My initial frustrations with blindness were very simple things. Like for example, I really struggled to get the right amount of toothpaste on the end of my toothbrush. A task that I had mindlessly performed my entire life now served as a huge challenge. I never considered that I used my eyes to measure how much toothpaste comes out of the tube, but having that ability taken away was one of many demoralizing moments. Just walking down the hallway can be a frustrating, bumping into walls and smacking my head on cupboards. But there are also those moments when I just truly feel trapped.

I have a guide dog named Gizzy, and in the fall of 2013, I took her to a dog park. It was the first very cold day of the year, but I really wanted to take her out, so I was the only person at the park. On rare occasion, my dog will sometimes leave and not come back to me. It’s not because she’s being a bad dog, it’s because she thinks its a game. On that cold day, my dog decided to play a game and left without coming back. As a result, I was stuck in the intense cold for a long time with no idea what to do. I felt completely alone.

That was really a true low moment for me because it was the first time I felt truly and utterly enclosed in this world of blindness.
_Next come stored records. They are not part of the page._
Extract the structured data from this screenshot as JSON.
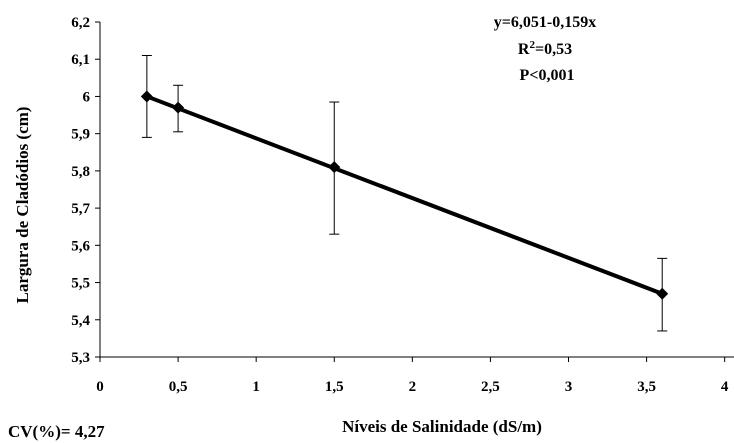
{
  "chart_data": {
    "type": "scatter",
    "x": [
      0.3,
      0.5,
      1.5,
      3.6
    ],
    "y": [
      6.0,
      5.97,
      5.81,
      5.47
    ],
    "error_lower": [
      5.89,
      5.905,
      5.63,
      5.37
    ],
    "error_upper": [
      6.11,
      6.03,
      5.985,
      5.565
    ],
    "trendline": {
      "intercept": 6.051,
      "slope": -0.159,
      "x_range": [
        0.3,
        3.6
      ]
    },
    "xlabel": "Níveis de Salinidade  (dS/m)",
    "ylabel": "Largura de Cladódios (cm)",
    "xlim": [
      0,
      4
    ],
    "ylim": [
      5.3,
      6.2
    ],
    "x_ticks": [
      "0",
      "0,5",
      "1",
      "1,5",
      "2",
      "2,5",
      "3",
      "3,5",
      "4"
    ],
    "y_ticks": [
      "5,3",
      "5,4",
      "5,5",
      "5,6",
      "5,7",
      "5,8",
      "5,9",
      "6",
      "6,1",
      "6,2"
    ],
    "grid": false,
    "marker": "diamond",
    "color": "#000000",
    "annotations": {
      "equation": "y=6,051-0,159x",
      "r2_prefix": "R",
      "r2_sup": "2",
      "r2_value": "=0,53",
      "p_value": "P<0,001"
    }
  },
  "footnote": "CV(%)= 4,27"
}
I’d not had my sight for more than two years, but I’d never experienced that feeling before. The closest thing I could compare it to is claustrophobia. It’s like being in a box you can’t escape from, and then realizing you’ll never escape.

This wasn’t about dealing with the short-term frustration associated with banging my head on something, it was about experiencing the deep loss of my independence. Those are the moments that every newly blind person experiences at some point, but for two years, I had avoided.

Over time, though, I’ve learned that when you allow your mind to be consumed by The Delta, and you get so angry over what you can no longer do, life becomes almost unlivable. So I’ve had to train myself to accept the reality of my situation and take more ownership over what I can control. And because of this, my attachment to the swimming pool and competition has only grown.

The first year was tough, but the second year was a little better, and over time you just try to build up more skills and learn more tricks to make life easier.

Since I stood on that podium in London, I’ve gone through the process of truly learning to accept my blindness and be at peace with it. Because of that, I particularly look forward to swimming in this next Paralympics in 2016. When I get into that pool in Rio, I will do so with a new outlook and focused goal. I can see it all so clearly.